A new report from Imperial College London looks at what measures are required to reduce CO2 emissions and limit the extent of man-made climate change.
Human activities like shipping, construction and industry are increasing the concentration of CO2 entering the atmosphere, which research has overwhelmingly shown is heating the planet and changing our climate.
Many studies, including those by the International Energy Agency, suggest that global CO2 emissions are set to pass 50 Giga-tonnes per year by 2050 if there is no further action by governments to reduce them over the coming years.
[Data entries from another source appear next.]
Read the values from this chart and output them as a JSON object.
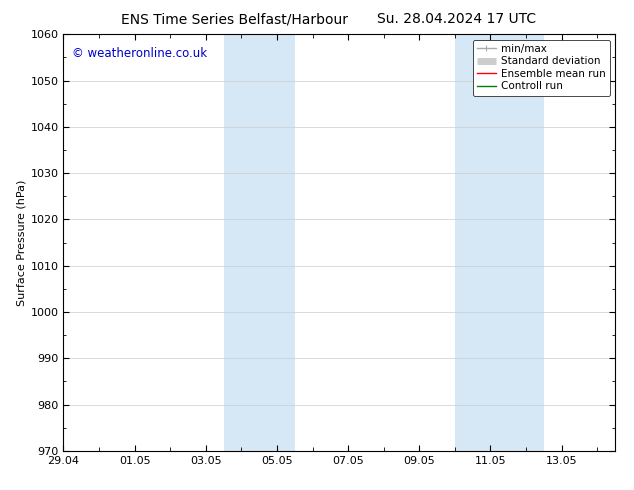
{
  "title_left": "ENS Time Series Belfast/Harbour",
  "title_right": "Su. 28.04.2024 17 UTC",
  "ylabel": "Surface Pressure (hPa)",
  "watermark": "© weatheronline.co.uk",
  "watermark_color": "#0000cc",
  "ylim": [
    970,
    1060
  ],
  "yticks": [
    970,
    980,
    990,
    1000,
    1010,
    1020,
    1030,
    1040,
    1050,
    1060
  ],
  "xlim": [
    0,
    15.5
  ],
  "xtick_labels": [
    "29.04",
    "01.05",
    "03.05",
    "05.05",
    "07.05",
    "09.05",
    "11.05",
    "13.05"
  ],
  "xtick_positions": [
    0,
    2,
    4,
    6,
    8,
    10,
    12,
    14
  ],
  "shaded_bands": [
    {
      "x_start": 4.5,
      "x_end": 6.5
    },
    {
      "x_start": 11.0,
      "x_end": 13.5
    }
  ],
  "shaded_color": "#d6e8f5",
  "background_color": "#ffffff",
  "grid_color": "#cccccc",
  "legend_entries": [
    {
      "label": "min/max",
      "color": "#aaaaaa",
      "lw": 1.0,
      "style": "minmax"
    },
    {
      "label": "Standard deviation",
      "color": "#cccccc",
      "lw": 5,
      "style": "band"
    },
    {
      "label": "Ensemble mean run",
      "color": "#ff0000",
      "lw": 1.0,
      "style": "line"
    },
    {
      "label": "Controll run",
      "color": "#008000",
      "lw": 1.0,
      "style": "line"
    }
  ],
  "spine_color": "#000000",
  "tick_color": "#000000",
  "title_fontsize": 10,
  "label_fontsize": 8,
  "tick_fontsize": 8,
  "watermark_fontsize": 8.5,
  "legend_fontsize": 7.5
}
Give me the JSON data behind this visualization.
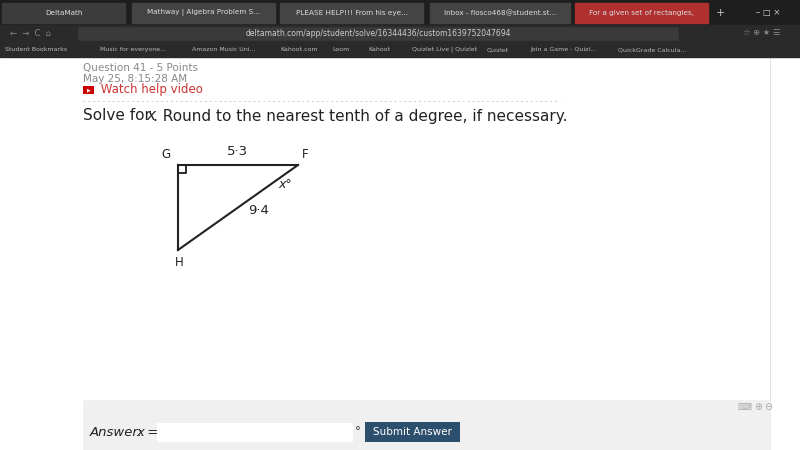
{
  "bg_color": "#ffffff",
  "browser_bar_color": "#2d2d2d",
  "page_bg": "#ffffff",
  "title_text": "Solve for x. Round to the nearest tenth of a degree, if necessary.",
  "title_color": "#222222",
  "title_fontsize": 11.0,
  "label_G": "G",
  "label_F": "F",
  "label_H": "H",
  "side_GF": "5·3",
  "side_FH": "9·4",
  "angle_label": "x°",
  "triangle_color": "#222222",
  "triangle_linewidth": 1.5,
  "answer_label": "Answer:  x =",
  "submit_text": "Submit Answer",
  "question_label": "Question 41 - 5 Points",
  "date_label": "May 25, 8:15:28 AM",
  "watch_text": " Watch help video",
  "tab_labels": [
    "DeltaMath",
    "Mathway | Algebra Problem S...",
    "PLEASE HELP!!! From his eye...",
    "Inbox - flosco468@student.st...",
    "For a given set of rectangles,"
  ],
  "tab_colors": [
    "#3c3c3c",
    "#444444",
    "#444444",
    "#444444",
    "#b03030"
  ],
  "tab_x": [
    2,
    132,
    280,
    430,
    575
  ],
  "tab_w": [
    123,
    143,
    143,
    140,
    133
  ],
  "bk_items": [
    "Student Bookmarks",
    "Music for everyone...",
    "Amazon Music Uni...",
    "Kahoot.com",
    "Loom",
    "Kahoot",
    "Quizlet Live | Quizlet",
    "Quizlet",
    "Join a Game - Quizi...",
    "QuickGrade Calcula..."
  ],
  "bk_x": [
    5,
    100,
    192,
    280,
    332,
    368,
    412,
    487,
    530,
    618
  ]
}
Now researchers at Imperial have considered what technologies and interventions are required to limit these global CO2 emissions from human activity to 15 Giga-tonnes per year by 2050, a level that many studies show could help to limit global warming to around two degrees Celsius above pre-industrial levels.
Their report concludes that reaching this target will cost $2 trillion per year by 2050, which is about one per cent of the world’s GDP in 2050, and considerably less than this if fossil fuel prices increase with time.
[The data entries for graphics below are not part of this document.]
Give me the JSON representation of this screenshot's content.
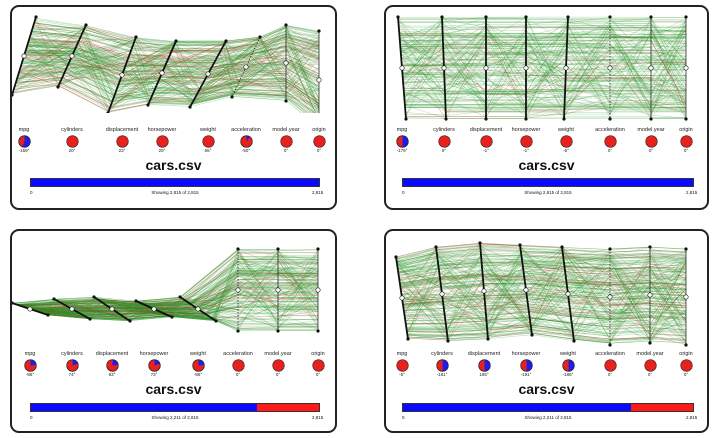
{
  "colors": {
    "line_green": "#1f8f1f",
    "line_red": "#c0392b",
    "bar_blue": "#0a0aff",
    "bar_red": "#ff1a1a",
    "dial_red": "#e8211d",
    "dial_blue": "#1e1ee6"
  },
  "axis_labels": [
    "mpg",
    "cylinders",
    "displacement",
    "horsepower",
    "weight",
    "acceleration",
    "model.year",
    "origin"
  ],
  "panels": [
    {
      "title": "cars.csv",
      "angles": [
        "-159°",
        "20°",
        "23°",
        "29°",
        "55°",
        "-50°",
        "0°",
        "0°"
      ],
      "dial_fraction": [
        0.56,
        0.0,
        0.0,
        0.0,
        0.0,
        0.1,
        0.0,
        0.0
      ],
      "range_min": "0",
      "range_max": "2,815",
      "showing": "Showing 2,815 of 2,815",
      "filter_fraction": 1.0
    },
    {
      "title": "cars.csv",
      "angles": [
        "-179°",
        "9°",
        "-1°",
        "-1°",
        "-5°",
        "0°",
        "0°",
        "0°"
      ],
      "dial_fraction": [
        0.5,
        0.0,
        0.0,
        0.0,
        0.0,
        0.0,
        0.0,
        0.0
      ],
      "range_min": "0",
      "range_max": "2,815",
      "showing": "Showing 2,815 of 2,815",
      "filter_fraction": 1.0
    },
    {
      "title": "cars.csv",
      "angles": [
        "-86°",
        "74°",
        "83°",
        "73°",
        "-86°",
        "0°",
        "0°",
        "0°"
      ],
      "dial_fraction": [
        0.24,
        0.2,
        0.23,
        0.2,
        0.24,
        0.0,
        0.0,
        0.0
      ],
      "range_min": "0",
      "range_max": "2,815",
      "showing": "Showing 2,211 of 2,815",
      "filter_fraction": 0.785
    },
    {
      "title": "cars.csv",
      "angles": [
        "-5°",
        "-181°",
        "185°",
        "-191°",
        "-186°",
        "0°",
        "0°",
        "0°"
      ],
      "dial_fraction": [
        0.0,
        0.5,
        0.5,
        0.5,
        0.5,
        0.0,
        0.0,
        0.0
      ],
      "range_min": "0",
      "range_max": "2,815",
      "showing": "Showing 2,211 of 2,815",
      "filter_fraction": 0.785
    }
  ]
}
It will require a broad range of low-carbon technologies to be implemented across several sectors of the economy – power, industry, buildings and transport.
Report author, Professor Nilay Shah from the Department of Chemical Engineering at Imperial said: “A fundamental step will be making the power sector emit very low levels of carbon by deploying renewables, nuclear and carbon capture and storage technologies.”
The report also requires that industrial manufacturing processes, building heating systems and transport must become increasingly powered by low-carbon electricity, and that all sectors redouble efforts to become energy efficient.
“Although the transition set out in the report is likely to prove challenging, it is achievable if governments increase their actions now,” added Professor Shah.
The report was launched on 17 September, by scientists at Imperial’s Grantham Institute for Climate Change and Energy Futures Lab.
Speaking at Imperial on Tuesday, Dr Halldór Thorgeirsson, Director of Implementation Strategy at the UNFCCC, which leads the international climate negotiations, welcomed the report.
He stressed the need for governments to agree about reducing global greenhouse gas emissions at the UN climate negotiations meeting (COP 21) in Paris in 2015, saying:
“It is promising that leadership is increasingly coming from developing countries and from non-state organisations such as businesses, however we are worryingly on course to cause 4 degrees or more of global warming and there is clearly a need for a step change in behaviour from all governments.”
Both Dr Thorgeirsson and Professor Shah stressed that there is no silver bullet when it comes to addressing climate change.
“It will require concerted action from all countries and investment in a wide range of technologies to reduce emissions and limit the impacts of climate change.” said Professor Shah.
The key findings from the study are:
- If historic trends in energy usage continue, global CO2 emissions are likely to increase to around 50 Giga tonnes per year by 2050, and the global use of fossil fuels will increase by 50 per cent compared to current levels.
- It is technically possible to reduce CO2 emissions to the required 15 Giga tonnes per year if all countries make the transition to low-carbon societies.
- It will cost about one per cent of global GDP per year (approximately $2 trillion) by 2050 to make the required reductions, and could cost significantly less depending on the future price of fossil fuels.
- Renewables, nuclear and carbon capture and storage will play a central role in making the electricity sector nearly carbon neutral.
- Emissions from the industry, buildings and transport sectors will be reduced through increased electrification, programmes to improve energy efficiency and replacing fossil fuels with bio-fuels.
- It will be possible to achieve a 30 per cent improvement in energy efficiency by end users by 2050.
- Fossil fuel demand must be reduced by almost 40 per cent in 2050, compared to current consumption.
- Every country makes a significant contribution to the overall achievement of the low-carbon transition.